Le liquidateur judiciaire a repéré des flux anormaux de trésorerie en direction d’une autre société de Franck Ladrière, Axone Invest. Celle-ci a fini créditrice, quand les autres structures étaient largement déficitaires.

Condamné à rembourser 14.172.409,26 €

Au vu de ces éléments, le tribunal de commerce a condamné Franck Ladrière à combler l’insuffisance d’actifs de Grand Bois Resort SA et d’Axone Immobilier. La somme qu’il doit rembourser s’élève à 14.172.409,26 €, soit le cumul des passifs des 202 créanciers qui se sont manifestés. 

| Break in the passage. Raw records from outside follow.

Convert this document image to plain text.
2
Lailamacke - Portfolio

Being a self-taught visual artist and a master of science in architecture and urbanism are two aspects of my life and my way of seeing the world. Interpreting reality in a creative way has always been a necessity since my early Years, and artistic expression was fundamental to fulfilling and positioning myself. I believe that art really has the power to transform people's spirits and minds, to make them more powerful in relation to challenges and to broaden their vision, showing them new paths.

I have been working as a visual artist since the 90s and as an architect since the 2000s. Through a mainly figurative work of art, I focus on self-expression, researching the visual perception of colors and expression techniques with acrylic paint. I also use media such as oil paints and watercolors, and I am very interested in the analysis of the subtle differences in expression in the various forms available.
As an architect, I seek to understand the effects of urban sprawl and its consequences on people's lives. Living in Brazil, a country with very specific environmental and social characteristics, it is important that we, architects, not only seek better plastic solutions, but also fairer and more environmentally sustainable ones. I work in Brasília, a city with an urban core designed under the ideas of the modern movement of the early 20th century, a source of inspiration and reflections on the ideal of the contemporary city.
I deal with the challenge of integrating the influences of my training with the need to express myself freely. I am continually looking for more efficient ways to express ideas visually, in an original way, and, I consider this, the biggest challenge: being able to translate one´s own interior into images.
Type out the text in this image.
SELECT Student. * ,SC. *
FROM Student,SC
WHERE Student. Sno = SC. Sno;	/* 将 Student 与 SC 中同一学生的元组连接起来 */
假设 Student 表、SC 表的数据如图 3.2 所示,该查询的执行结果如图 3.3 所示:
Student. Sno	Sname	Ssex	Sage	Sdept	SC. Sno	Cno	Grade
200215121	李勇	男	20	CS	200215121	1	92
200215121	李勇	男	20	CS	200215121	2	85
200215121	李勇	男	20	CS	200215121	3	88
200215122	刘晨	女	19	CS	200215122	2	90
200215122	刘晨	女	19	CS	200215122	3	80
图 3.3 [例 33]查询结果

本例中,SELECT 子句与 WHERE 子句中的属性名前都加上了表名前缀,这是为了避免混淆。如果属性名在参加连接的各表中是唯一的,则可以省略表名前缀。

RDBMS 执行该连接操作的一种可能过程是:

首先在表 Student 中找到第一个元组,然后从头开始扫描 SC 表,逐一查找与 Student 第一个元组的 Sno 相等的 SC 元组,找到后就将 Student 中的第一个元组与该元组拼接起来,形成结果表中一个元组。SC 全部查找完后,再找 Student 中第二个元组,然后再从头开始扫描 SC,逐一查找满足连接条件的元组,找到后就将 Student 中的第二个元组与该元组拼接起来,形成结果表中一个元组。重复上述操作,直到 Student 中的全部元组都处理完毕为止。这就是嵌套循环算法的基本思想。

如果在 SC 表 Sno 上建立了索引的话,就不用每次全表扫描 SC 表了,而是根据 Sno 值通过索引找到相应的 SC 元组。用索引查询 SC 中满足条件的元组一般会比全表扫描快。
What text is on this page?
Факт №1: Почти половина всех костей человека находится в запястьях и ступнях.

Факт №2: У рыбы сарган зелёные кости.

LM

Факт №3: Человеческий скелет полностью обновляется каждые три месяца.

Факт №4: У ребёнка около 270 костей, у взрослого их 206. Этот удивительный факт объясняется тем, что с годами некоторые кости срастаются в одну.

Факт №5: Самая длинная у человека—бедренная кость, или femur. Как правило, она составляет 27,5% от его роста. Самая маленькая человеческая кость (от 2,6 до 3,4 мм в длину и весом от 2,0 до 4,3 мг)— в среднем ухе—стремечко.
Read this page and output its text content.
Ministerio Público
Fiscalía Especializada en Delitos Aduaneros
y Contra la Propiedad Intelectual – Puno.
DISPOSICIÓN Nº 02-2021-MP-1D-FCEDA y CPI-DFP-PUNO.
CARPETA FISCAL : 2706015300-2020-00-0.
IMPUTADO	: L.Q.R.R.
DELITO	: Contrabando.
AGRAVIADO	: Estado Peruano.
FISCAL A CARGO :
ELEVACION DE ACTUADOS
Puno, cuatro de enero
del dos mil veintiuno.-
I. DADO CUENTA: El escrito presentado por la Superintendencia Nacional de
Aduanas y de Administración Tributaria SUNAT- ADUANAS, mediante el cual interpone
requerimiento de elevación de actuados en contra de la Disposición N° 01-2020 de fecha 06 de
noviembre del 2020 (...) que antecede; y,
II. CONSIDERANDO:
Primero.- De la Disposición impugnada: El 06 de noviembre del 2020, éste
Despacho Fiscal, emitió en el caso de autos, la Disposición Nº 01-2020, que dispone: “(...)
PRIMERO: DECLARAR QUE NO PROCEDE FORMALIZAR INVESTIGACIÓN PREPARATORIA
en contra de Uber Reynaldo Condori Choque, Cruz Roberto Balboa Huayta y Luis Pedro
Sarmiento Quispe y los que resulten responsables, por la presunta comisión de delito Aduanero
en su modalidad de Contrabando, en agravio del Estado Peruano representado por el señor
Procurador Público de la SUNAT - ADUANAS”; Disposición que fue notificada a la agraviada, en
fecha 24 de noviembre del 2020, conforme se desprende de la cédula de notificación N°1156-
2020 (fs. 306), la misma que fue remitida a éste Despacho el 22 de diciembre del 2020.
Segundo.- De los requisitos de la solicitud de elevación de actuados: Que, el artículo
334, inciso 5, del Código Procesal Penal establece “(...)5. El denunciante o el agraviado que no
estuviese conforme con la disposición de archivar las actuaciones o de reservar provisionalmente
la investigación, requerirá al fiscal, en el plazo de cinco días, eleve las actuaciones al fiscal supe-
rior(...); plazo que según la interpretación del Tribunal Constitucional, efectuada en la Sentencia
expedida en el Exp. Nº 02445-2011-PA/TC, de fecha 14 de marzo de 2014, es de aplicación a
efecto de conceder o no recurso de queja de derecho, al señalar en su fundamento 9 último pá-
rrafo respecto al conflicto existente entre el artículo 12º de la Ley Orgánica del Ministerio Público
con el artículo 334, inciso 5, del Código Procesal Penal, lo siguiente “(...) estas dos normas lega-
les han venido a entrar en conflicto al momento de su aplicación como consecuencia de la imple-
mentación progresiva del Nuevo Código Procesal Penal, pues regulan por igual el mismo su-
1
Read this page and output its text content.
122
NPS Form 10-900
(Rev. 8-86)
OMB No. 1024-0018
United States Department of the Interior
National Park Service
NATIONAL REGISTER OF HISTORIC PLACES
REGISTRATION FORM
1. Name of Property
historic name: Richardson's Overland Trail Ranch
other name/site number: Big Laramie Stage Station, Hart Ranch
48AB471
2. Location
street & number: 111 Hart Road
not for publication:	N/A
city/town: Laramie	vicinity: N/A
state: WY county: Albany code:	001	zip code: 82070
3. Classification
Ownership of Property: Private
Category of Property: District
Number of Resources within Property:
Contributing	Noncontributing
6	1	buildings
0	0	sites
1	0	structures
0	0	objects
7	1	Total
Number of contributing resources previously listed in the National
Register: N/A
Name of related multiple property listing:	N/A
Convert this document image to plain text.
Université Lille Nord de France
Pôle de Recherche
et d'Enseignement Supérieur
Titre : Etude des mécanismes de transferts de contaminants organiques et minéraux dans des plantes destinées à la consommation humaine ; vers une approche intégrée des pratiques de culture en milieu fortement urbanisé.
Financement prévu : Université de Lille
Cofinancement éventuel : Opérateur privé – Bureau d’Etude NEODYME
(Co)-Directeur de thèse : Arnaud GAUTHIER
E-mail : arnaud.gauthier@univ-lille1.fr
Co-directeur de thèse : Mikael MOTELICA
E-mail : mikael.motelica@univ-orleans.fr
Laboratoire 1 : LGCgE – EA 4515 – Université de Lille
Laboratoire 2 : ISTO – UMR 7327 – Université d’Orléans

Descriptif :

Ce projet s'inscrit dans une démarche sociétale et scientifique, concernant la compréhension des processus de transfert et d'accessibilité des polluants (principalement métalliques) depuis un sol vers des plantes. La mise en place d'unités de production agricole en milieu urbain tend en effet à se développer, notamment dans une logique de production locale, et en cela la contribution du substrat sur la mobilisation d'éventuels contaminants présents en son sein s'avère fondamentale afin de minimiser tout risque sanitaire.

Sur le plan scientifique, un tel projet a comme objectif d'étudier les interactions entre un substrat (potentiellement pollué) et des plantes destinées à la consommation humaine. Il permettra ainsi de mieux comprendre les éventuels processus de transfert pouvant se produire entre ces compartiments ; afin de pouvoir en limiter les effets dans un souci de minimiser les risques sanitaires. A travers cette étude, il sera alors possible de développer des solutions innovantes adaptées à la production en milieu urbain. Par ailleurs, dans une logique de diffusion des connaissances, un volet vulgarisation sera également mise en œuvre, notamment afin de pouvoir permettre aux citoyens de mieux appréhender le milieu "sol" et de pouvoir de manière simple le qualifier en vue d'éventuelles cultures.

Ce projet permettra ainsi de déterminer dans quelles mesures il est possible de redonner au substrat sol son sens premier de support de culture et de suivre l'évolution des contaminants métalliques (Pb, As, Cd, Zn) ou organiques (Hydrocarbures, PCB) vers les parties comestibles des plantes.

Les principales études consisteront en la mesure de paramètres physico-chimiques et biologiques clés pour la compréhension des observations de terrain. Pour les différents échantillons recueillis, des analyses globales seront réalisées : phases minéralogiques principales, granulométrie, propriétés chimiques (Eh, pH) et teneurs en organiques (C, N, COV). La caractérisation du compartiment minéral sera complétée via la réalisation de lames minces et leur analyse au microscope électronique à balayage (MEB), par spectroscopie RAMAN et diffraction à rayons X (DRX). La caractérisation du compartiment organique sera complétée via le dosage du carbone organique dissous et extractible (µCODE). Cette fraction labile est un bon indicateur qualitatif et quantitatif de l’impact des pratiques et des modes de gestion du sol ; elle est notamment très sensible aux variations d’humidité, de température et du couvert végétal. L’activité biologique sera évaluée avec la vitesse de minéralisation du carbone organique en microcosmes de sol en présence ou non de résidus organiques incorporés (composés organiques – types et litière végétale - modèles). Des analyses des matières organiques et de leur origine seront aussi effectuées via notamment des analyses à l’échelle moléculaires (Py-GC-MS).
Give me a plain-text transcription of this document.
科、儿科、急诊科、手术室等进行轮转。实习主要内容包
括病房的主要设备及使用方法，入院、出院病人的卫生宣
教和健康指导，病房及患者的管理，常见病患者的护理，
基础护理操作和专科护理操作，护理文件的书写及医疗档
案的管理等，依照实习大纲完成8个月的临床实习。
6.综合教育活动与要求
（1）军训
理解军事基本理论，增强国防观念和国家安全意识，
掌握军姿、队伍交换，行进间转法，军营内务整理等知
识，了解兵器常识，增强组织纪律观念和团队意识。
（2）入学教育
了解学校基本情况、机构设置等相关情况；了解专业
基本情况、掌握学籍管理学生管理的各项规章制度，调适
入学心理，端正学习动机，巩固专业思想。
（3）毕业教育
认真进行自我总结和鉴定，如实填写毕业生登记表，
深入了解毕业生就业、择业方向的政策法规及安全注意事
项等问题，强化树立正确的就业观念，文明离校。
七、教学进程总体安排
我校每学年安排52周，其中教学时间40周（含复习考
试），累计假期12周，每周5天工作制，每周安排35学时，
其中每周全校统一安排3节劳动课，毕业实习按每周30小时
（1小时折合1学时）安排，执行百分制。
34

La police judiciaire de Versailles semble partager les suspicions de Maître Aurélie Lecaudey. Sa brigade financière enquête, depuis 2016, sur Franck Ladrière. Ce dernier a été entendu, en octobre 2017, mis en examen pour escroquerie et placé, durant quelques jours, en détentions préventive. Une information judiciaire a été ouverte. Elle porte sur le Grand Bois Resort, mais aussi sur des programmes d'investissement dans les éoliennes et les panneaux photovoltaïques.

Il a fait appel et sera rejugé à Bourges

Franck Ladrière (nous ne l’avons pas sollicité pour la préparation de cet article, car il refuse de nous répondre et exige le retrait d’un article d’août 2015 dans lequel une créancière du Grand Bois Resort déclarait : « La première fois, nous avions touché quelques intérêts. Ça nous a incités à donner une deuxième fois. C’était à l’époque de Madoff. J’ai senti que ça pouvait être ce genre de chose ») a fait appel, le 8 juin, des décisions du tribunal de commerce de Nevers.

Comme pour l'enquête menée depuis Versailles, il bénéficie de la présomption d’innocence. Il n’est donc pas à considérer comme l’auteur de fautes graves dans la gestion des sociétés du Grand Bois Resort. La cour d’appel de Bourges se penchera sur son cas dans le courant de l’année prochaine.